In der ihm freigestellten Revisionsrekursbeantwortung beantragt der Kläger, den Revisionsrekurs zurückzuweisen; hilfsweise wird der Antrag gestellt, dem Revisionsrekurs nicht Folge zu geben.

Der Revisionsrekurs ist entgegen dem den Obersten Gerichtshof nicht bindenden Ausspruch des Rekursgerichtes zulässig. Zur Rechtsfrage, ob die Anhängigkeit eines Verfahrens über eine auf § 55 Abs 1 EheG gestützte Scheidungsklage ein Prozeßhindernis für eine in der Folge eingebrachte, auf § 55 Abs 3 EheG gestützte Scheidungsklage bildet, liegt keine oberstgerichtliche Rechtsprechung vor.

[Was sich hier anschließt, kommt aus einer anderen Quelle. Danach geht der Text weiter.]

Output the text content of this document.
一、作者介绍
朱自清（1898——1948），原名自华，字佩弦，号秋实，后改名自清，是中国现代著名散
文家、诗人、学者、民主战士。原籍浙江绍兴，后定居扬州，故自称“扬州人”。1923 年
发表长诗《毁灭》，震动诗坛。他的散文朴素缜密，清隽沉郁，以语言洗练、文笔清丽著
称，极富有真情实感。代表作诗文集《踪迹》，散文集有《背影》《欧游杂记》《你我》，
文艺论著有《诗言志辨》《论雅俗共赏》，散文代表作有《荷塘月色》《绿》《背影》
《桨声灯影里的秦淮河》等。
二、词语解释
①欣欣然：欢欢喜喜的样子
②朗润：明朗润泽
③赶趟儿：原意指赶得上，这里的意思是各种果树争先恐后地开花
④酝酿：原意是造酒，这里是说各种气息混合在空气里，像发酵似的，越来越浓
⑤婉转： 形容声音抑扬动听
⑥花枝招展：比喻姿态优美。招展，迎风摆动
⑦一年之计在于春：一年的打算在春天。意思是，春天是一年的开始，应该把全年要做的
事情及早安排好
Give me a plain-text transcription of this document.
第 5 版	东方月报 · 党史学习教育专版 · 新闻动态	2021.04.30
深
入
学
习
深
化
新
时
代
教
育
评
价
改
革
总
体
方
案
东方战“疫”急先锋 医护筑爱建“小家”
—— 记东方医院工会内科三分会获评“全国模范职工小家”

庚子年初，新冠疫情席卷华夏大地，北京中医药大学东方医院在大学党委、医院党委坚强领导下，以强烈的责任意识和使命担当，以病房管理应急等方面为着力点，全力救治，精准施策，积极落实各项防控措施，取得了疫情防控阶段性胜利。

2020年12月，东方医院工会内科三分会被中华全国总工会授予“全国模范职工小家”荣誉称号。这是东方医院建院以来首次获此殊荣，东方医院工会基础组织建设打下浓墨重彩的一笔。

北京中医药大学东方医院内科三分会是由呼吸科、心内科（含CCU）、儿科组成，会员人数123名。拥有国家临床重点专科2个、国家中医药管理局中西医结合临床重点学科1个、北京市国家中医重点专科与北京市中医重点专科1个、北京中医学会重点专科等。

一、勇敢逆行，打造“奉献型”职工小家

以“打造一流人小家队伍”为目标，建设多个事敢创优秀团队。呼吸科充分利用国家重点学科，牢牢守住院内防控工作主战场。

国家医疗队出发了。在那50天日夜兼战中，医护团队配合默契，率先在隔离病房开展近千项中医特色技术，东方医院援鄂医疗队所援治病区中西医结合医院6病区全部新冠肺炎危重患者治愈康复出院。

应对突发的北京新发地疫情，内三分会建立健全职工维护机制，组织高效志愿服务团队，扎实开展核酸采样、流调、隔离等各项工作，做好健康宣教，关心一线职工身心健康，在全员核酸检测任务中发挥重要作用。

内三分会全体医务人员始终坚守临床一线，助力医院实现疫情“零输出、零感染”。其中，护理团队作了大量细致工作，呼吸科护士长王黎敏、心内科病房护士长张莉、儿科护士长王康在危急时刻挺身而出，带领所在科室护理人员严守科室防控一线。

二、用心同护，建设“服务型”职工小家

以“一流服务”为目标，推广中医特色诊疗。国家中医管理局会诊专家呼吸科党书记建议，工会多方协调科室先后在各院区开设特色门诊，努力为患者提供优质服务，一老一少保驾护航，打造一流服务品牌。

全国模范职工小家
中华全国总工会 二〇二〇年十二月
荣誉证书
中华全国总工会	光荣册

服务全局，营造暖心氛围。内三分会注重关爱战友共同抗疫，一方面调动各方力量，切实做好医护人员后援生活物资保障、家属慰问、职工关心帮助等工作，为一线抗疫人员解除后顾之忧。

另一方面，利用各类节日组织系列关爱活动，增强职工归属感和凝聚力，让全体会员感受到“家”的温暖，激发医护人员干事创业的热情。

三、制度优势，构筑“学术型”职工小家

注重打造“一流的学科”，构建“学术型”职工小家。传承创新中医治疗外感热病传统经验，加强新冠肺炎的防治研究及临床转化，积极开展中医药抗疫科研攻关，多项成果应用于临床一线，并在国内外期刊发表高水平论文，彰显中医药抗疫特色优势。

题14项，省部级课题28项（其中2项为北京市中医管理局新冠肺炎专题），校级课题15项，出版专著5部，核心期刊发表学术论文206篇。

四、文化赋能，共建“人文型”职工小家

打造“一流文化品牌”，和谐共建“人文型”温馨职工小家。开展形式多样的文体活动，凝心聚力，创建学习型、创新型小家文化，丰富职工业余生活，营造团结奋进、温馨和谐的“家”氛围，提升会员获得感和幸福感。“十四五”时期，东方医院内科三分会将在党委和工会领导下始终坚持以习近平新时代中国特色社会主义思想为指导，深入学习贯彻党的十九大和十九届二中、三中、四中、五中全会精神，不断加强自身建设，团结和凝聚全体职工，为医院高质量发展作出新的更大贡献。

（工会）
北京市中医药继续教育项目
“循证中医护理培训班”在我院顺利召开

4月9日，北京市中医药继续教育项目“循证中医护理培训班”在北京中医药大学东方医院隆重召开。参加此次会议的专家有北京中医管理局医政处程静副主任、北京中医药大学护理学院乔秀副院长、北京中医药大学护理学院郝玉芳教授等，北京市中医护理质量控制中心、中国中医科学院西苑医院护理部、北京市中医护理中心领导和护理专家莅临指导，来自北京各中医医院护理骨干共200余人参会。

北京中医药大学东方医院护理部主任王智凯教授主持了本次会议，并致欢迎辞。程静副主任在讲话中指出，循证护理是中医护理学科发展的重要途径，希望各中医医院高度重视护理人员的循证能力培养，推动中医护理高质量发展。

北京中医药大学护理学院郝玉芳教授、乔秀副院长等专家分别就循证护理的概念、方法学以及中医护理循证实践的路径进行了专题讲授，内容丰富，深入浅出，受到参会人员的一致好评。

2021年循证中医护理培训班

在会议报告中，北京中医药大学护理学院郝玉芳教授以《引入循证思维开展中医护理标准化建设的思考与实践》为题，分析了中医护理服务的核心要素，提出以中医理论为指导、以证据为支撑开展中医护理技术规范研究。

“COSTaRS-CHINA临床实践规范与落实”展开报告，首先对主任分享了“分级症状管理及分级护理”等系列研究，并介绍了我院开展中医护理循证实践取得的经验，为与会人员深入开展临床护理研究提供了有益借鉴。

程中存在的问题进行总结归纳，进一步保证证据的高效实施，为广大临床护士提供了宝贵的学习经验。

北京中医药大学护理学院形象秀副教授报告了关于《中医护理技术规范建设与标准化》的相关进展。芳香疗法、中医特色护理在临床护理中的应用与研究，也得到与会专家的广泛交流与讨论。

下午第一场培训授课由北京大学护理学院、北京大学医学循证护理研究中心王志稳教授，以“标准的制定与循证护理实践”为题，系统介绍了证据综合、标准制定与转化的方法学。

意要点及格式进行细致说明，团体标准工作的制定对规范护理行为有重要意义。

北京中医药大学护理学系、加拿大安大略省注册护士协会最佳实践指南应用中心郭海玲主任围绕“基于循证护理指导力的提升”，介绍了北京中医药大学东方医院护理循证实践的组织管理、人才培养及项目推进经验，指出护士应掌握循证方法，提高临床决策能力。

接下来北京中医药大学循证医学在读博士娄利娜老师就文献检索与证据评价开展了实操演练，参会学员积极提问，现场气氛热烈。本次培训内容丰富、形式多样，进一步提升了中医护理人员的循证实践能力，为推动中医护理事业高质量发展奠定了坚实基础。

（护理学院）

Der Revisionsrekurs ist im Ergebnis im Sinne einer Aufhebung der Entscheidung des Rekursgerichtes wegen Nichtigkeit auch berechtigt.

Das Erstgericht hat die auf § 55 Abs 3 EheG gestützte Klage nach Eintritt der Streitanhängigkeit, also nach Beteiligung der Beklagten am Verfahren, zurückgewiesen. Das im Verfahren erster Instanz kontradiktorische Verfahren über die Prozeßeinrede der Streitanhängigkeit (§§ 232f ZPO) ist auch im Rekursverfahren zweiseitig (§ 521a Abs 1 Z 3 ZPO). Der Rekurs des Klägers gegen den Beschluß des Rekursgerichtes wurde der Beklagten nicht zugestellt. Das Rekursgericht hat über diesen Rekurs ohne Beteiligung der Beklagten entschieden und damit das Recht auf Gehör verletzt. Dies hat die Nichtigkeit der Entscheidung zur Folge, was unter der vorliegenden Voraussetzung, daß der Revisionsrekurs zulässig ist, von Amtswegen wahrzunehmen ist. Das Rekursgericht wird im zweiten Rechtsgang der Beklagten den Rekurs des Klägers zuzustellen und nach dem allfälligen Einlangen einer Rekursbeantwortung oder nach dem Ablauf der gesetzlichen Notfrist über den Rekurs neuerlich zu entscheiden haben. Auf die zu lösenden Rechtsfragen zum Thema des Prozeßhindernisses der Streitanhängigkeit bei Scheidungsklagen, die einerseits auf § 55 Abs 1 EheG und andererseits auf Abs 3 leg cit gestützt werden, ist im derzeitigen Verfahrensstadium noch nicht einzugehen.

Die Entscheidung über die Kosten des Revisionsrekursverfahrens beruht auf § 52 ZPO.